The scene: Art Walk Laguna, August, 2016.

My mood: tired and cranky.

I had been working on a giant apartment deal and was drained. I wanted only to stay home, stare at TV and go to bed early. But my daughter, Gabby, 23, would not let me. She said I had to go see her friend Savannah Gardner’s gig at The Laguna Coffee Company. Savannah has a voice like the Sweet Bird of Paradise and the face and demeanor of an angel.

We all love her, Gabby and my son Harrison and all their pals. Everyone was going. I had to go too or face the wrath of Gabby.

So I did my yoga, showered, dressed, and reluctantly started driving.

The streets were packed and traffic at a crawl.

The nearest parking place was many blocks from the coffee shop. It was hot and sticky. And it was 8:30; her gig would end at 9. I had to hurry.

But the sidewalks were jammed. One had to slide between slow moving clusters of people, rotating sideways, being bumped, bumping, muttering pardon me, pardon me. Sweat was running down my back. My mood quickened and darkened.

Then I heard music. It was coming from one of the art galleries. It was loud, a fast beat, surging. It caused me to pause. It reminded me of something.

Suddenly and out of the blue, I flashed back to my days in New York and summer nights in the Village. The people, the music, the panoply. The elation in the air. The expectations.

Enjoy it, I thought, look around and enjoy it. Get your act together. Sit for a moment. So I did on steps leading to one of the shops. I leaned back, closed my eyes and listened.

I flashed again, now to Paul Simon’s song “Late In The Evening.” It is about NYC in the summer, the women in thin summer dresses with drops of perspiration glistening on their skin. It is about the action and it is about the music. But mostly, it is about the magic of a hot night in the city.

That was Laguna this night.

I stood, my eyes open now, walking slowly.
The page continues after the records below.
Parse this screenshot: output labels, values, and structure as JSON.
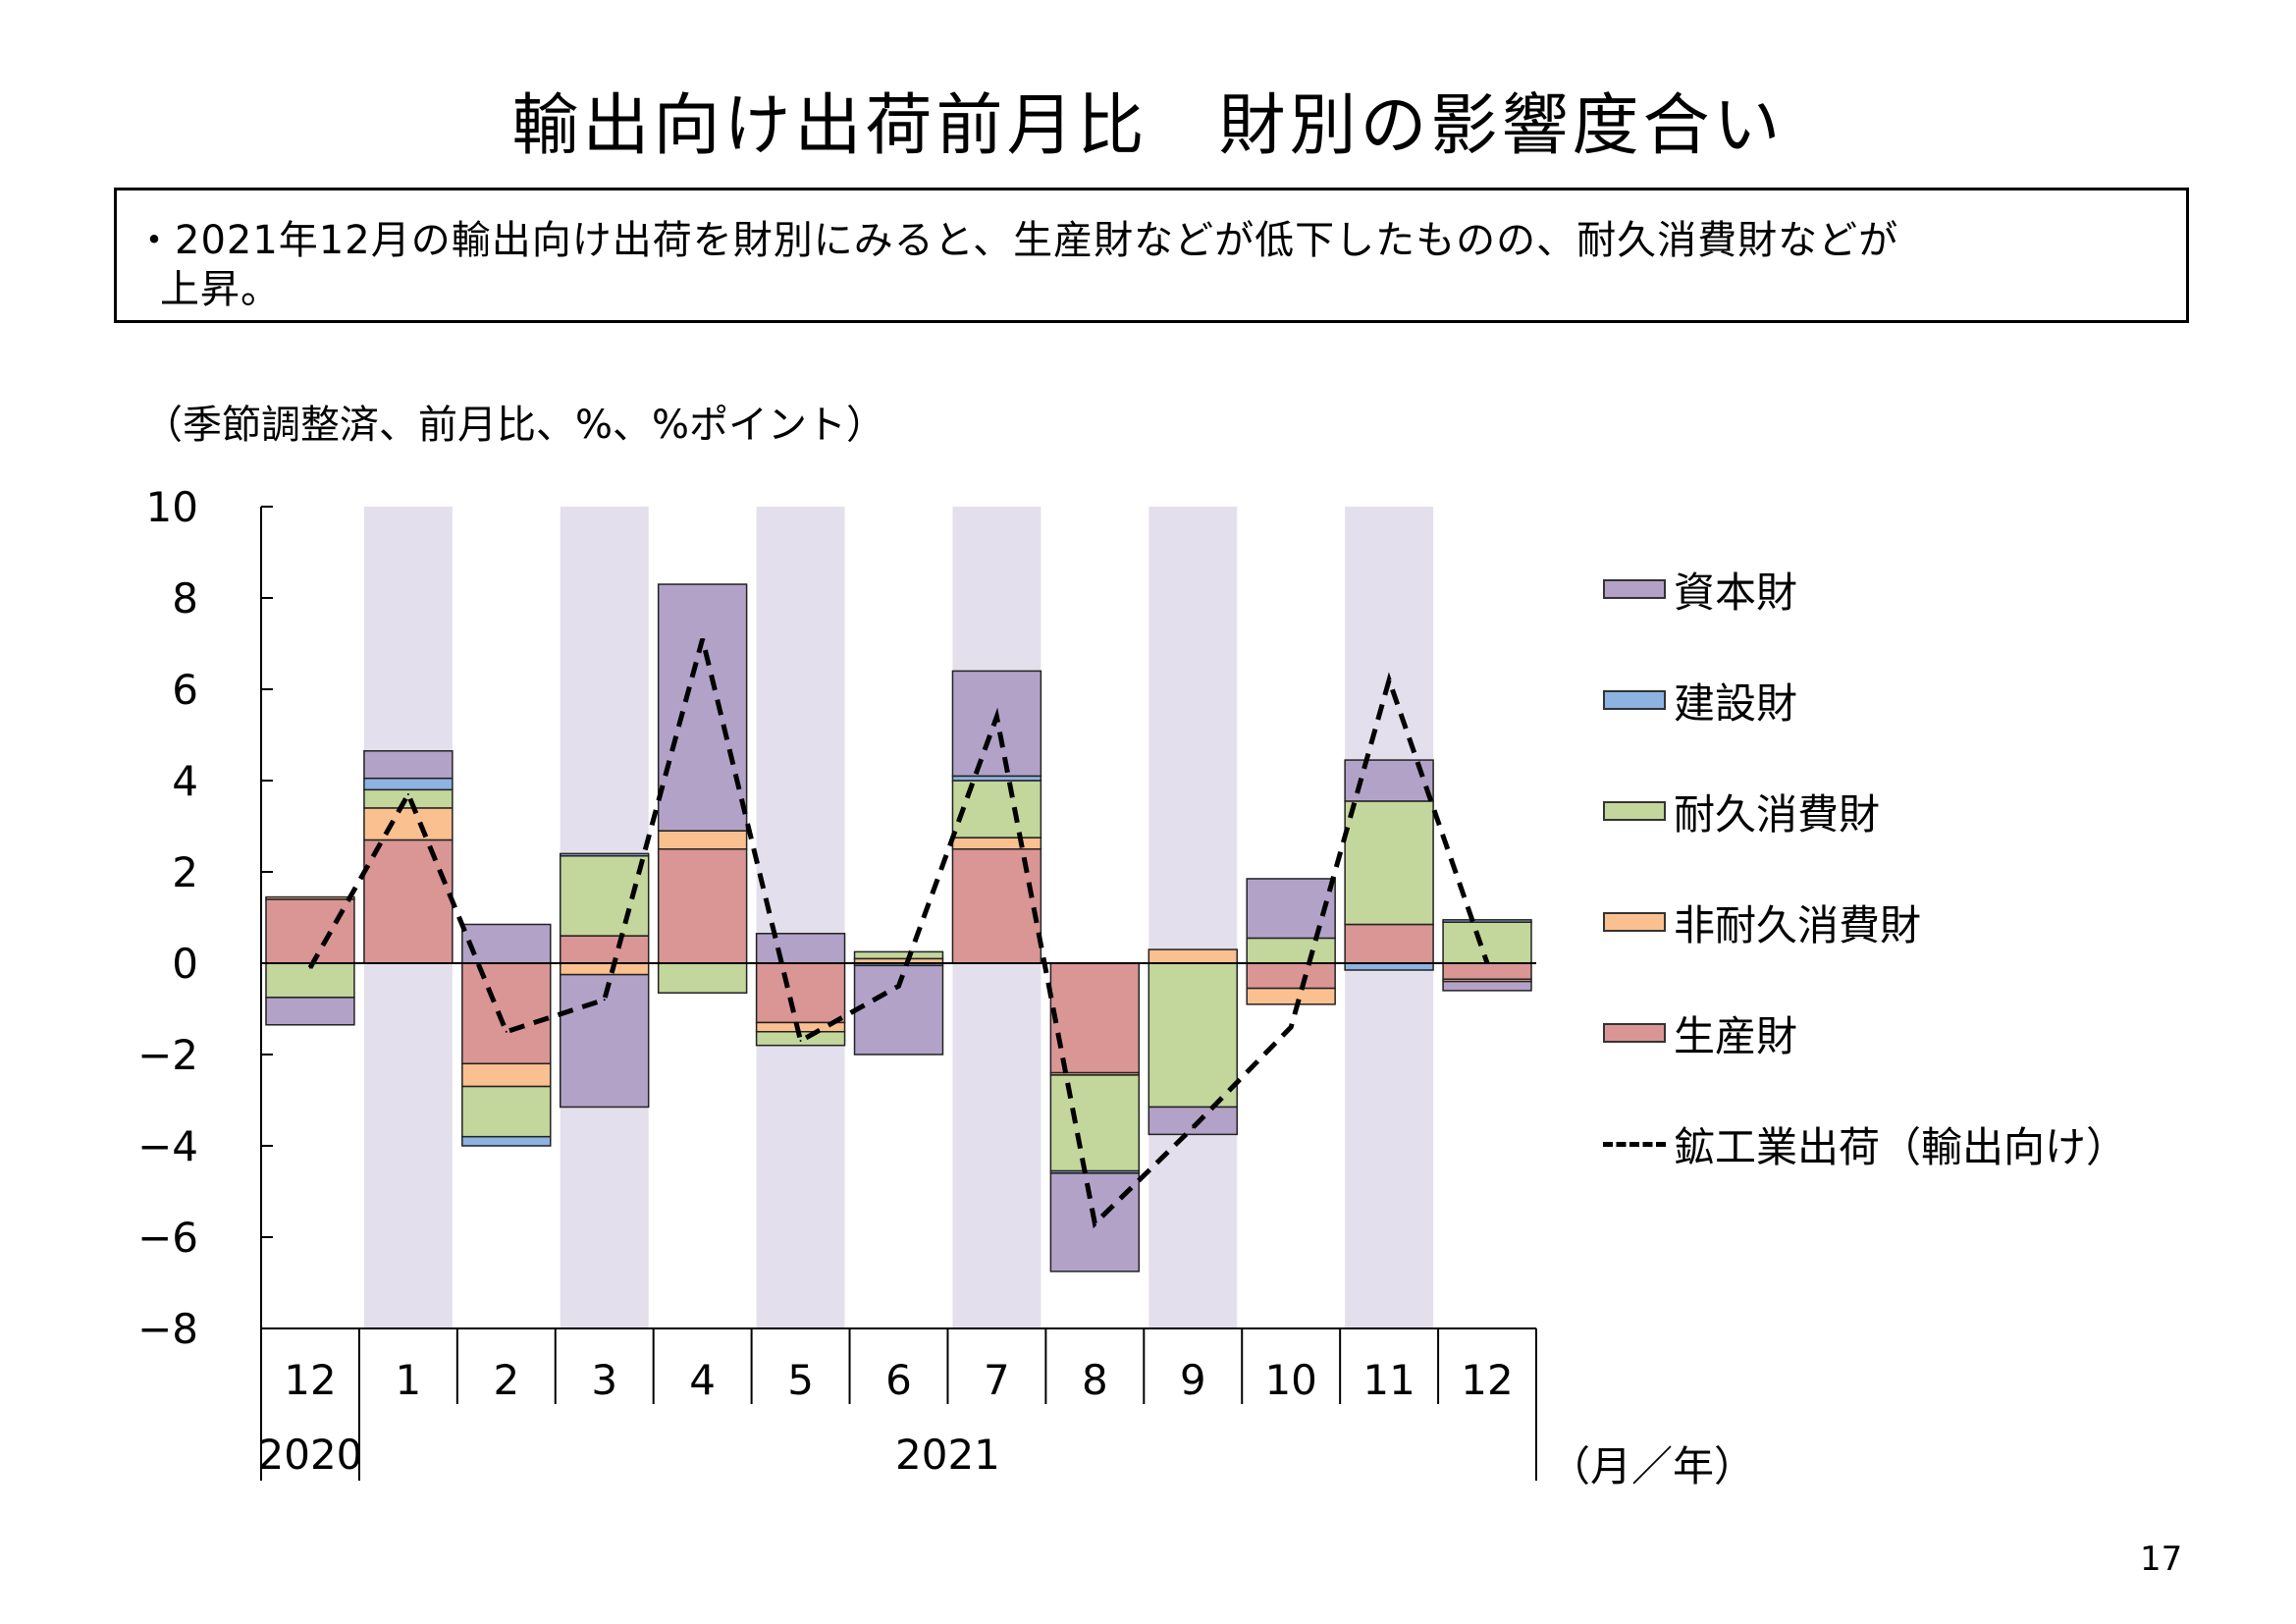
{
  "title": "輸出向け出荷前月比　財別の影響度合い",
  "summary": {
    "line1": "・2021年12月の輸出向け出荷を財別にみると、生産財などが低下したものの、耐久消費財などが",
    "line2": "上昇。"
  },
  "unit_note": "（季節調整済、前月比、%、%ポイント）",
  "page_number": "17",
  "colors": {
    "capital": "#b3a2c7",
    "construction": "#8db3e2",
    "durable": "#c3d69b",
    "nondurable": "#fac090",
    "production": "#d99694",
    "shade": "#e4dfec"
  },
  "chart_data": {
    "type": "bar",
    "stacked": true,
    "ylim": [
      -8,
      10
    ],
    "yticks": [
      "10",
      "8",
      "6",
      "4",
      "2",
      "0",
      "−2",
      "−4",
      "−6",
      "−8"
    ],
    "categories": [
      "12",
      "1",
      "2",
      "3",
      "4",
      "5",
      "6",
      "7",
      "8",
      "9",
      "10",
      "11",
      "12"
    ],
    "year_labels": [
      {
        "label": "2020",
        "from": 0,
        "to": 0
      },
      {
        "label": "2021",
        "from": 1,
        "to": 12
      }
    ],
    "xaxis_unit": "（月／年）",
    "shaded_categories": [
      1,
      3,
      5,
      7,
      9,
      11
    ],
    "series": [
      {
        "name": "生産財",
        "key": "production",
        "values": [
          1.4,
          2.7,
          -2.2,
          0.6,
          2.5,
          -1.3,
          0.0,
          2.5,
          -2.4,
          0.0,
          -0.55,
          0.85,
          -0.35
        ]
      },
      {
        "name": "非耐久消費財",
        "key": "nondurable",
        "values": [
          0.05,
          0.7,
          -0.5,
          -0.25,
          0.4,
          -0.2,
          0.1,
          0.25,
          -0.05,
          0.3,
          -0.35,
          0.0,
          -0.05
        ]
      },
      {
        "name": "耐久消費財",
        "key": "durable",
        "values": [
          -0.75,
          0.4,
          -1.1,
          1.75,
          -0.65,
          -0.3,
          0.15,
          1.25,
          -2.1,
          -3.15,
          0.55,
          2.7,
          0.9
        ]
      },
      {
        "name": "建設財",
        "key": "construction",
        "values": [
          0.0,
          0.25,
          -0.2,
          0.05,
          0.0,
          0.0,
          -0.05,
          0.1,
          -0.05,
          0.0,
          0.0,
          -0.15,
          0.05
        ]
      },
      {
        "name": "資本財",
        "key": "capital",
        "values": [
          -0.6,
          0.6,
          0.85,
          -2.9,
          5.4,
          0.65,
          -1.95,
          2.3,
          -2.15,
          -0.6,
          1.3,
          0.9,
          -0.2
        ]
      }
    ],
    "line": {
      "name": "鉱工業出荷（輸出向け）",
      "values": [
        -0.1,
        3.7,
        -1.5,
        -0.8,
        7.1,
        -1.7,
        -0.5,
        5.4,
        -5.7,
        -3.6,
        -1.4,
        6.2,
        0.0
      ]
    },
    "legend": [
      "資本財",
      "建設財",
      "耐久消費財",
      "非耐久消費財",
      "生産財",
      "鉱工業出荷（輸出向け）"
    ]
  }
}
On every other block was a band. Almost all stores were open. The people were of all ages, nationalities, families, couples, singles.   They were strolling about enjoying the animation and energy. It was Laguna and it was New York and it was fabulous.

I arrived at The Laguna Coffee Company. Savannah was jamming on her guitar and singing. She saw me, smiled her wonderful smile. I went to the outside area for a seat where a good fifteen of her friends, my friends now too, all listened to her yet talking, animated, young and alive. After each song, they clapped and yelled in applause. Some danced in place in the small spaces they occupied and I felt the same. Go with it. Go with it.

At 9, on time, the gig ended and I drifted back to my car. Now I did so in a trance, looking. The shops were bright and full of Laguna’s funky vibe. Damn, I thought, this was NYC’s Village. The same vibe. The same power. The same perspiration and the same drops. The same voluptuousness in the air. Different time, different place, but the same.

I could only smile. I was lucky. I had been in NYC at the right time for me and now I was in Laguna at the right time for me, and they both were paradise; and somehow on this hot sticky night one and the same.

Thank you, Lord, even though you don’t exist and if you do, you’re an insect or a speck or a river of possibilities from which one is plucked at random or you watch and laugh—whatever you are, thank you. Yes, thank you. We all exist here, now, and this is our bliss.